Bernie Allen, 61, will make a profit if he wheels just four factory-approved Norton bikes off his one-man assembly line this year. The name on their petrol tanks, however, is all they will have in common with Norton's F2 rotary roadster.
The bike Bernie builds is the 500cc Manx, the most famous Norton of all. An exotic, single-cylinder sports machine produced in limited numbers from 1950, it conjured unbeatable performance from its 50hp engine and Norton's famous Featherbed frame, so called because it gave an unusually comfortable ride.
A Manx took Geoff Duke to the 500cc world championship in 1951, and the silver-and-black Nortons won countless races throughout the Fifties.

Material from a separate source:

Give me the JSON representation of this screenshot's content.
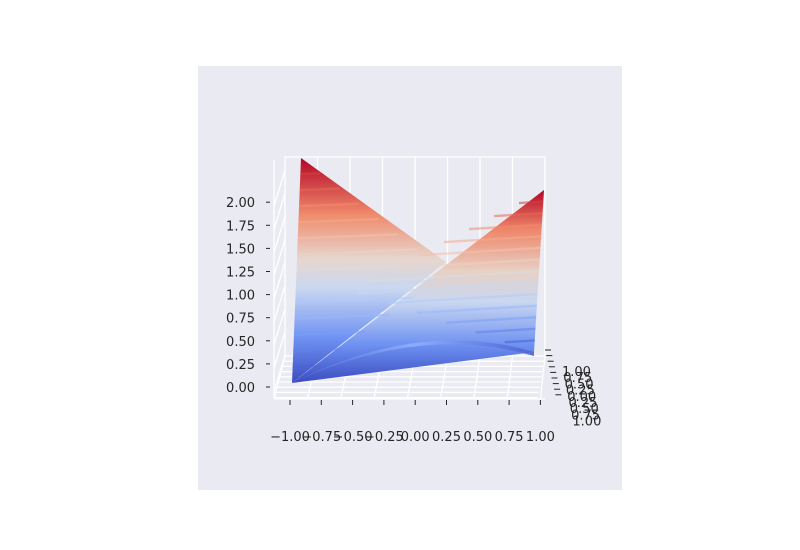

Production ended when Norton's Birmingham factory closed in 1963. Now the Manx is being built again, from new parts, by Mr Allen, a leading restorer of classic machines, who works from the garage beside his bungalow near Marlborough, Wiltshire.
In his racing days during the Seventies, he was one of the diehards who rode British bikes such as the Manx against the swarms of faster, lighter Japanese two-strokes. More recently he became involved in restoring old machines, and four years ago he began to work on bikes full time. Demand for his services has been boosted by the worldwide rise in popularity of classic bike racing, which has led to the manufacture of new components for old machines, especially the Manx.

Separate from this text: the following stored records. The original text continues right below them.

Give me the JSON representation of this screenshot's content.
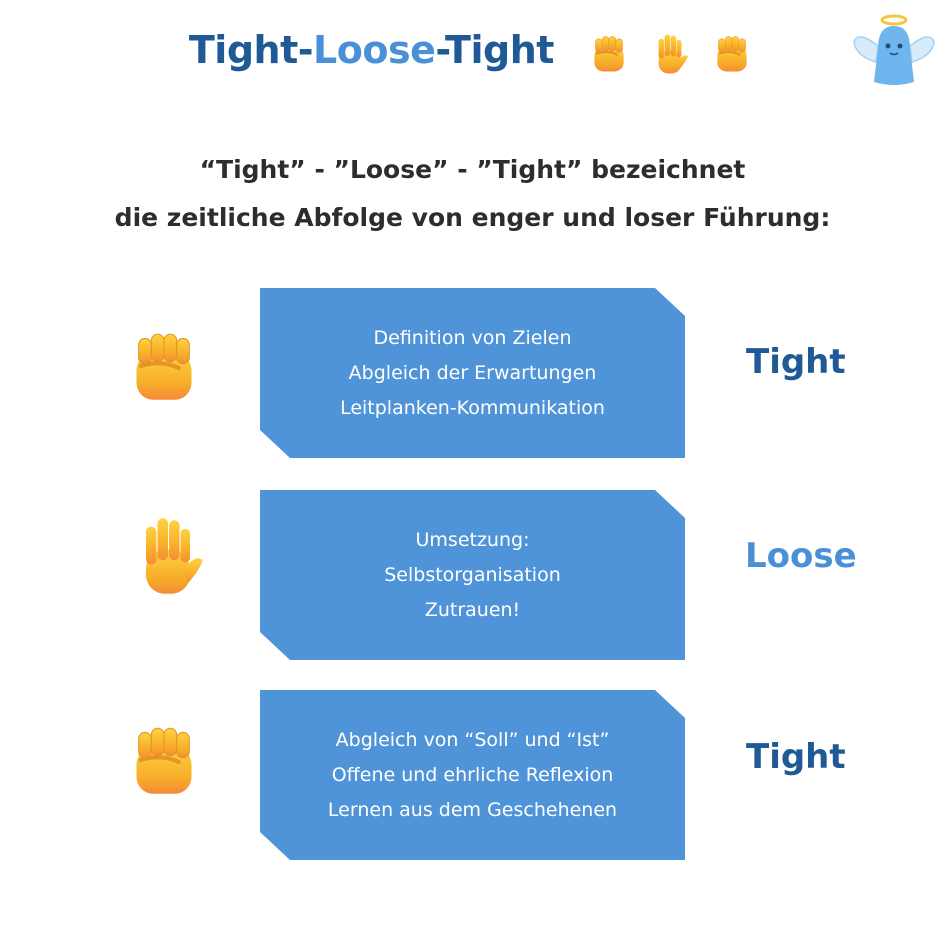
{
  "header": {
    "title_part1": "Tight",
    "title_sep1": "-",
    "title_part2": "Loose",
    "title_sep2": "-",
    "title_part3": "Tight",
    "emojis": [
      "fist-icon",
      "raised-hand-icon",
      "fist-icon"
    ],
    "mascot": "angel-icon"
  },
  "subtitle": {
    "line1": "“Tight” - ”Loose” - ”Tight” bezeichnet",
    "line2": "die zeitliche Abfolge von enger und loser Führung:"
  },
  "steps": [
    {
      "icon": "fist-icon",
      "lines": [
        "Definition von Zielen",
        "Abgleich der Erwartungen",
        "Leitplanken-Kommunikation"
      ],
      "label": "Tight"
    },
    {
      "icon": "raised-hand-icon",
      "lines": [
        "Umsetzung:",
        "Selbstorganisation",
        "Zutrauen!"
      ],
      "label": "Loose"
    },
    {
      "icon": "fist-icon",
      "lines": [
        "Abgleich von “Soll” und “Ist”",
        "Offene und ehrliche Reflexion",
        "Lernen aus dem Geschehenen"
      ],
      "label": "Tight"
    }
  ],
  "colors": {
    "box": "#4f94d8",
    "tight": "#1f5a96",
    "loose": "#4a90d9",
    "hand": "#f7b531"
  }
}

At first, only minor parts were produced, but later frames and even complete engines became available, some of higher quality than the originals. That was when Mr Allen realised complete new bikes could be built for sale.
The model he chose is the 1961 version of the Manx, with the larger engine option (350cc machines were also produced). Lean and functional, it will be instantly recognisable to those familiar with motorcycling when British bikes ruled the roads. Period features include the tiny, near-vertical flyscreen, the front wheel's large drum brake, and the distinctively shaped petrol tank, secured by a metal strap.
Only the magneto of Mr Allen's Manx is a reconditioned part. Most of its parts are exact reproductions of those used in 1961, but a few - such as the toothed rubber belt that connects the crankshaft with the five-speed gearbox (Norton used a chain) - are recent improvements common in classic racing.
Most Manxes were used only on the track, but Mr Allen's machine qualifies for a road licence because he has introduced a speedometer, a small, six-volt battery in the nose-cone powers, a horn and stop-light, and given the silencer extra padding.
He has also fitted a centre-stand, but - true to Manx tradition - neither an electric starter nor a kick-start. My brief ride commenced - after I had donned authentic goggles and crash-helmet - with 'bump' starting the single-cylinder engine.
It was a strange experience for someone unfamiliar with classic motorcycles. You change gear with your right, not your left foot; and first gear, in Norton tradition, is up, not down. The closely spaced gear ratios, designed to maintain the revs for maximum performance on the track, mean that first gear is very high: I had to slip the clutch for what seemed like ages as I pulled away. The Norton is remarkably fast and smooth for what is essentially a 30-year-old bike. Once it had passed a hiccup at about 4,000rpm, the single-cylinder engine surged forward with a lazy rumble from the silencer, and I had to take care not to pass the 6,000rpm limit set by Mr Allen. Fully run in, a 500cc Manx would be good for 125mph and, ridden hard, could lap the Isle of Man's TT circuit at more than 100mph.
In the Fifties, it was famed not so much for sheer speed as for its excellent handling, based on the strong Featherbed frame, whose twin steel tubes encircle the engine in distinctive fashion, and Norton's trademark Roadholder front forks and twin rear shock absorbers.
The Manx felt stable but, understandably, crude by modern standards: it needed a firm hand to change direction despite its light weight (320lb). The big front drum brake was reassuringly powerful, and the smaller rear drum excessively so. The Dunlop tyres, unfashionably narrow but made from a soft racing compound, gave plenty of grip.
For everyday use, the Manx would be hopelessly impractical, but as a machine to be admired, polished and ridden occasionally, it has few equals. It is a shame that the cost of components and the time involved in its construction ensure that, at pounds 25,850, the reborn Manx is a bike for the fortunate few. The one I rode was bought at the end of the year by a local enthusiast. Mr Allen had thus sold one new Norton - and met his 1992 target.